DIMACS
DIMACS REU 2016

General Information

Student: Tamar Lichter
Office: CoRE 442
School: Macaulay Honors College at Queens College, CUNY
E-mail: tamar(dot)lichter(at)macaulay(dot)cuny(dot)edu
Project: Gesture Password Authentication

Project Description

Determine if a keyboard can be used to improve the security and memorability of free-form gesture passwords. This project is supported by NSF grant CNS-1263082.


Weekly Log

Week 1:
Read several papers pertaining to the project. Met with my graduate student mentor, Gradeigh Clark. Completed an online course to become licensed by the Collaborative Institutional Training Initiative. Made slides for and practiced my presentation for next week.
Week 2:
Presented my project to DIMACS staff and the other REU students. Met with my mentor, Janne Lindqvist. Read more articles and wrote two documents summarizing the results and their relationship to our project, one in general, and one with respect to graphical passwords in particular.
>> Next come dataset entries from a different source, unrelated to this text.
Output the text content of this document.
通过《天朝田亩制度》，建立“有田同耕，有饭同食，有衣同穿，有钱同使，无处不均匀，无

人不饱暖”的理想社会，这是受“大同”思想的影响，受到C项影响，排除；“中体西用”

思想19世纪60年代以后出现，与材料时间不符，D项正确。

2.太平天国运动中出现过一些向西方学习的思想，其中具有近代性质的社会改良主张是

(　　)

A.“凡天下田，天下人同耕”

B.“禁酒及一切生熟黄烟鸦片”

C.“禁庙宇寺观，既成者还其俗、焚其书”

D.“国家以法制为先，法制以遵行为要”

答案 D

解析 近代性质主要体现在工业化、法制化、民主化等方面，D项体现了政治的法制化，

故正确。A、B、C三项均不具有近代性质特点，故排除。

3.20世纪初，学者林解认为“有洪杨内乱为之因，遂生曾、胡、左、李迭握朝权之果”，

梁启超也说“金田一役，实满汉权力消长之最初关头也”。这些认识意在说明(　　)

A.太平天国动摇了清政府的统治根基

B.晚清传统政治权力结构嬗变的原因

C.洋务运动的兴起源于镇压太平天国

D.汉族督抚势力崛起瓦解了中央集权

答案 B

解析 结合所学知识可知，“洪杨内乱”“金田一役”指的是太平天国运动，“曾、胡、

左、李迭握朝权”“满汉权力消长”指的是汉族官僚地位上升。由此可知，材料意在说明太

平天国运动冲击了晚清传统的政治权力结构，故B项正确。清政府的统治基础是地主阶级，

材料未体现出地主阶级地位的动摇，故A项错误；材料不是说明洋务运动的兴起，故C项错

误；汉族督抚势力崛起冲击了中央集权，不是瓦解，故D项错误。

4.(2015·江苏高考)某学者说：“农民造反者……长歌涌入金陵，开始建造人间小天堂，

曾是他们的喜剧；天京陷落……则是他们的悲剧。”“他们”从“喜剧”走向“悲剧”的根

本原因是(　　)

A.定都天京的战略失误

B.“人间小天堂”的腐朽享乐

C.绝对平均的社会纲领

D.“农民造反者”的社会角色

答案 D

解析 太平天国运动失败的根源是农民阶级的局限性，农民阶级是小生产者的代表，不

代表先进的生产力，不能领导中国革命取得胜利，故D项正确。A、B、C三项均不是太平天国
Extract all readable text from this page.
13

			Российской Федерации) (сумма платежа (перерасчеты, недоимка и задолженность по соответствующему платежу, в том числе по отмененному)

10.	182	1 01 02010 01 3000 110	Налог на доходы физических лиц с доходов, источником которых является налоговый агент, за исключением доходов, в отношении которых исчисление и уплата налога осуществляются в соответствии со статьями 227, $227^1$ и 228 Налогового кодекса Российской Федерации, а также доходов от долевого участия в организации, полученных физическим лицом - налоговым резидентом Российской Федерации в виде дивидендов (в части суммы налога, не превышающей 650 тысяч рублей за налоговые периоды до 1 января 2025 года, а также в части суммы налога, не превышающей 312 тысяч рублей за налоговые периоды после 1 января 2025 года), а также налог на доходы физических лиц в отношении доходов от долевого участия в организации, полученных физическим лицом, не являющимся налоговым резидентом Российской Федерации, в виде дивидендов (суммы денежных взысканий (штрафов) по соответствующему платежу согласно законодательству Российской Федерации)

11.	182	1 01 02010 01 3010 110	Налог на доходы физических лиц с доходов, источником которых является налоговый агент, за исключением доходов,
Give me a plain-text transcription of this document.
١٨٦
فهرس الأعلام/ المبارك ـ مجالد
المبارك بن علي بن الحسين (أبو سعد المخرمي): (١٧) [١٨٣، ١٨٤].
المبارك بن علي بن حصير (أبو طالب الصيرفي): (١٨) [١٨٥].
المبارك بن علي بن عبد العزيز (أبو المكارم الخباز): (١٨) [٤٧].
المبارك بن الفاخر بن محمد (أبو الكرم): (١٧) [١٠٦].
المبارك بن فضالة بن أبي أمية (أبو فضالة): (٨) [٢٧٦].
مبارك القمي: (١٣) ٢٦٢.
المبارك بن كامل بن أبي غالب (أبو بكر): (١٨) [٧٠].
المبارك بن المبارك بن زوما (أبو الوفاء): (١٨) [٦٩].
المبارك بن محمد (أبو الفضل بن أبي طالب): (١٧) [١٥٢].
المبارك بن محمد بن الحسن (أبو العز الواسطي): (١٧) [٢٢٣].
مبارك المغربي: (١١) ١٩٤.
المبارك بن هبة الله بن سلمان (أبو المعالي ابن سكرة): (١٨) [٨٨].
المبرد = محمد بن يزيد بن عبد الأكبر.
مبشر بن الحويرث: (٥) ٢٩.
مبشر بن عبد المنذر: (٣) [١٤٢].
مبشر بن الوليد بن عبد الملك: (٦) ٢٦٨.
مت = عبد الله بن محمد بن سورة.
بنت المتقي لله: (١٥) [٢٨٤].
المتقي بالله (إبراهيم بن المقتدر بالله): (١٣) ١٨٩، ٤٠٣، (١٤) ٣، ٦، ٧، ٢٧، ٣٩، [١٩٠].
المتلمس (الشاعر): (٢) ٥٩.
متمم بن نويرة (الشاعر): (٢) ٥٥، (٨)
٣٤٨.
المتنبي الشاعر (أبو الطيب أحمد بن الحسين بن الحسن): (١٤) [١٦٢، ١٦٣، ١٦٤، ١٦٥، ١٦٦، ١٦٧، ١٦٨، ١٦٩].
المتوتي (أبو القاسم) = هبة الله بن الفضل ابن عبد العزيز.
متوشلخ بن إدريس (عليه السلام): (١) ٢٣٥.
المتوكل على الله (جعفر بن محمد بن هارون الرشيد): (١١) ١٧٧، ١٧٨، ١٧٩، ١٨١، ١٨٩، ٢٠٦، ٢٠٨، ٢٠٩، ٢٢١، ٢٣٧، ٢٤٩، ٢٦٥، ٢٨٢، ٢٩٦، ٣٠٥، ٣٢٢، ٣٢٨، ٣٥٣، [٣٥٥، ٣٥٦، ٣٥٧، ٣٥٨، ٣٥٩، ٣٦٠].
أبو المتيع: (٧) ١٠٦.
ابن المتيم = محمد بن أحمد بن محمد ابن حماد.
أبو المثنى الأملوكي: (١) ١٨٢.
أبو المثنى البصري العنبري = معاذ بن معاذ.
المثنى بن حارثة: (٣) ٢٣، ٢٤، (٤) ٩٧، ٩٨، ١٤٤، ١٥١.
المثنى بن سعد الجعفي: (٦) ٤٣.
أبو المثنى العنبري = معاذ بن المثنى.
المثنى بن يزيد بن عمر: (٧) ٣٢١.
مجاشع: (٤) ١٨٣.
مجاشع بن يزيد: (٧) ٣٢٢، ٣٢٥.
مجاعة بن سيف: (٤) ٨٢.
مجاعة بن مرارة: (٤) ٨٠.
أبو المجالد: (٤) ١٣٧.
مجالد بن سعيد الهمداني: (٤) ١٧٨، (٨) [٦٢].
Built a "Hello World" Android application. Wrote a first draft of our experimental protocol.
Week 3:
Researched the Android Keyboard API as well as alternative keyboard implementations, and wrote up a list of viable implementation options for the keyboard component of our app. Built a prototype of one possible implementation. Worked on the experimental protocol.
Week 4:
Built two types of "view-only" keyboard apps, one for a QWERTY keyboard and one for a randomly permuted keyboard. Began looking into the Android Open Source Code for an implementation of gesture trails, as well as a previous gesture drawing app created by members of the lab.
Week 5:
Worked on implementing gesture trails for our app. Read up on Android touch and motion events, as well as onscreen drawing. Tried to isolate and run the subset of the source code responsible for gesture trails (which didn't work).
Week 6:
Continued work on implementing gesture trails for our app. Expanded the code to include the full AOSP LatinIME keyboard. Put together an app that can collect the points from a gesture stroke to prepare them for drawing.
Week 7:
Ran a prototype of the gesture trails animation. Updated the experimental protocol. Gave a presentation on my progress at the REU.
Upcoming:
This project will continue into the fall semester. We will complete the app, run the experiment, and report the results.